Vous aussi, vous pouvez ajouter votre commentaire !

avatar robin des bois st pierre -

l'homme ne veut pas le bien de son prochain

avatar douds -

"les antibiotiques pourrait bientôt disparaitre. L'OMS a observé une accélération de l'émergence et la propagation de germes pathogènes résistants aux médicaments. Aujourd'hui, l'Organisation est claire : "Si nous ne prenons pas d'urgence des mesures pour corriger cette situation et en protéger les acquis, nous allons vers une ère postantibiotiques, dans laquelle de nombreuses infections courantes ne pourront plus être soignées et recommenceront à tuer. Les conséquences vont au-delà de la résurgence de maladies mortelles et menacent de nombreuses autres interventions qui permettent de sauver ou de prolonger des vies".

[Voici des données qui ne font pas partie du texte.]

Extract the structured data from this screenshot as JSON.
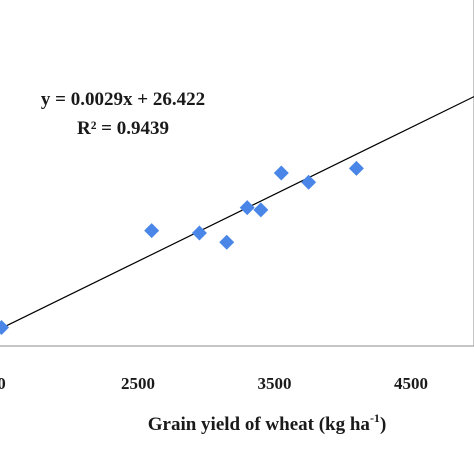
{
  "chart_data": {
    "type": "scatter",
    "title": "",
    "xlabel": "Grain yield of wheat (kg ha",
    "xlabel_sup": "-1",
    "xlabel_suffix": ")",
    "ylabel": "",
    "x_ticks": [
      "0",
      "2500",
      "3500",
      "4500"
    ],
    "x_tick_values": [
      1500,
      2500,
      3500,
      4500
    ],
    "xlim": [
      1500,
      5500
    ],
    "ylim": [
      30,
      45
    ],
    "grid": false,
    "legend": "none",
    "marker_color": "#4a86e8",
    "line_color": "#000000",
    "equation": "y = 0.0029x + 26.422",
    "r_squared": "R² = 0.9439",
    "trendline": {
      "slope": 0.0029,
      "intercept": 26.422
    },
    "points": [
      {
        "x": 1500,
        "y": 30.8
      },
      {
        "x": 2600,
        "y": 35.0
      },
      {
        "x": 2950,
        "y": 34.9
      },
      {
        "x": 3150,
        "y": 34.5
      },
      {
        "x": 3300,
        "y": 36.0
      },
      {
        "x": 3400,
        "y": 35.9
      },
      {
        "x": 3550,
        "y": 37.5
      },
      {
        "x": 3750,
        "y": 37.1
      },
      {
        "x": 4100,
        "y": 37.7
      }
    ]
  }
}
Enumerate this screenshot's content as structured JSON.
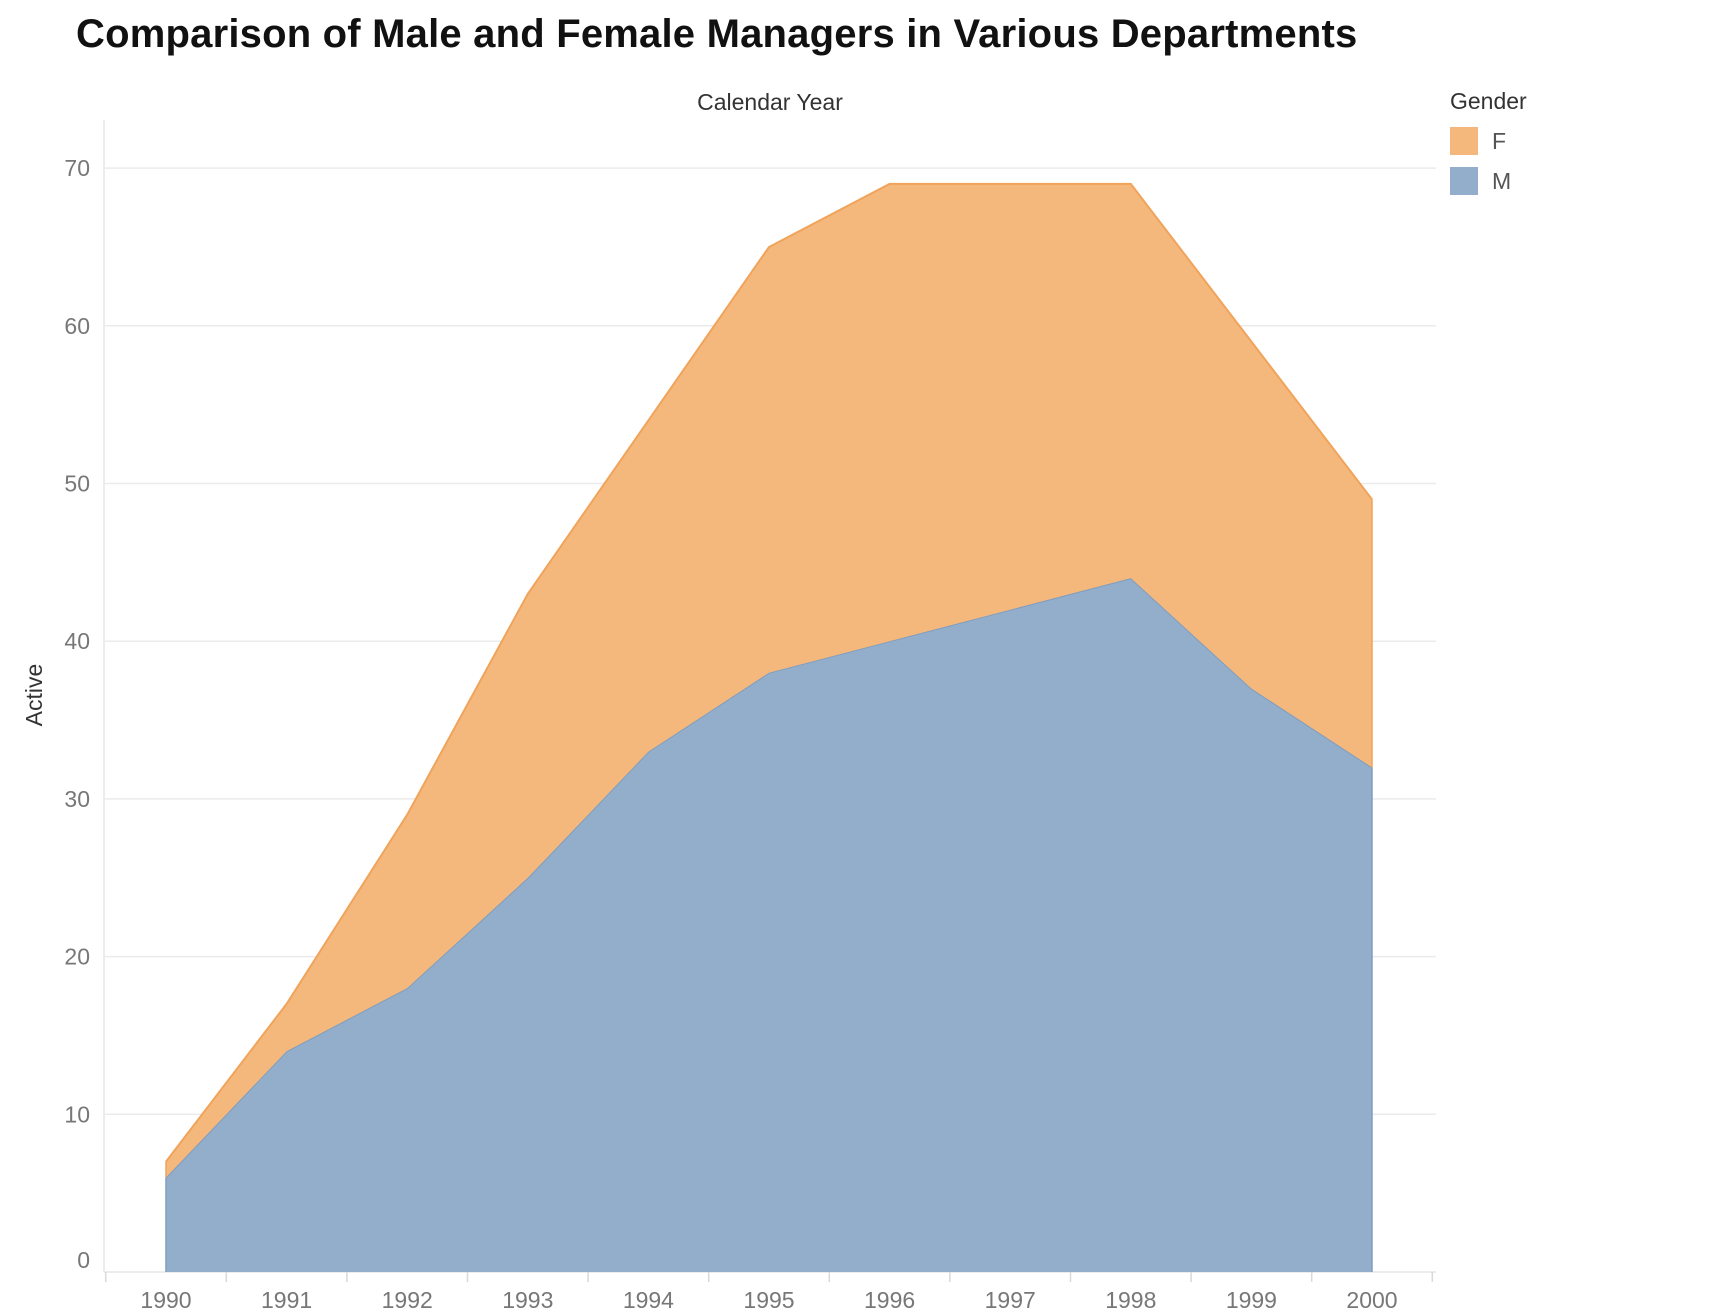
{
  "title": "Comparison of Male and Female Managers in Various Departments",
  "legend": {
    "title": "Gender",
    "items": [
      {
        "label": "F",
        "color": "#f5b87c"
      },
      {
        "label": "M",
        "color": "#93aecb"
      }
    ]
  },
  "chart_data": {
    "type": "area",
    "stacked": true,
    "title": "Comparison of Male and Female Managers in Various Departments",
    "xlabel": "Calendar Year",
    "ylabel": "Active",
    "categories": [
      "1990",
      "1991",
      "1992",
      "1993",
      "1994",
      "1995",
      "1996",
      "1997",
      "1998",
      "1999",
      "2000"
    ],
    "yticks": [
      0,
      10,
      20,
      30,
      40,
      50,
      60,
      70
    ],
    "ylim": [
      0,
      73
    ],
    "grid": true,
    "legend_position": "top-right",
    "series": [
      {
        "name": "M",
        "color": "#93aecb",
        "line_color": "#7f9dbf",
        "values": [
          6,
          14,
          18,
          25,
          33,
          38,
          40,
          42,
          44,
          37,
          32
        ]
      },
      {
        "name": "F",
        "color": "#f5b87c",
        "line_color": "#f0a35a",
        "values": [
          1,
          3,
          11,
          18,
          21,
          27,
          29,
          27,
          25,
          22,
          17
        ]
      }
    ]
  }
}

Fallait bien que la lune de miel entre l'*Homme et les antibiotiques ai une fin.

avatar Stéphane à Bruxelles -

L'orthèse plutôt que la prothèse: une bonne hygiène = sagesse de vie, la permaculture plutôt que les ogm...
Connaître n'est pas savoir.
La nature ne jette rien.

avatar Pierrot de la LUNE, Kébek, Kanada -

Dans notre système démocratique et capitaliste, RIEN ne doit entraver le libre commerce incluant les médicaments.

On bourre les animaux de médicaments qui sont les mêmes que pour les humains, pour "prévenir" les maladies...

On prescrit des médicaments à chaque visite chez le médecin...
Le système fonctionne très bien !
Il tourne à plein régime !
L'état augmente ses dépenses de médicaments chaque année... Les compagnies pharmaceutiques font des profits records ! Quoi demander de plus ?
La santé peut-être !!!

Nous vivons avec un "système d'assurance MALADIE".... Je pense que les objectifs sont assez clairs. L'OMS devrait peut-être envoyer ses idées à l'Organisation Mondiale du COMMERCE qui va lui régler ses petits problèmes !!!
Tout ce que les actionnaires veulent c'est un rendement ! C'est simple !
Aucun gouvernement ne s'oppose à ça...
Quand les Lois du MARCHÉ génèrent d'immenses profit$, les dommages collatéraux sont inévitable$...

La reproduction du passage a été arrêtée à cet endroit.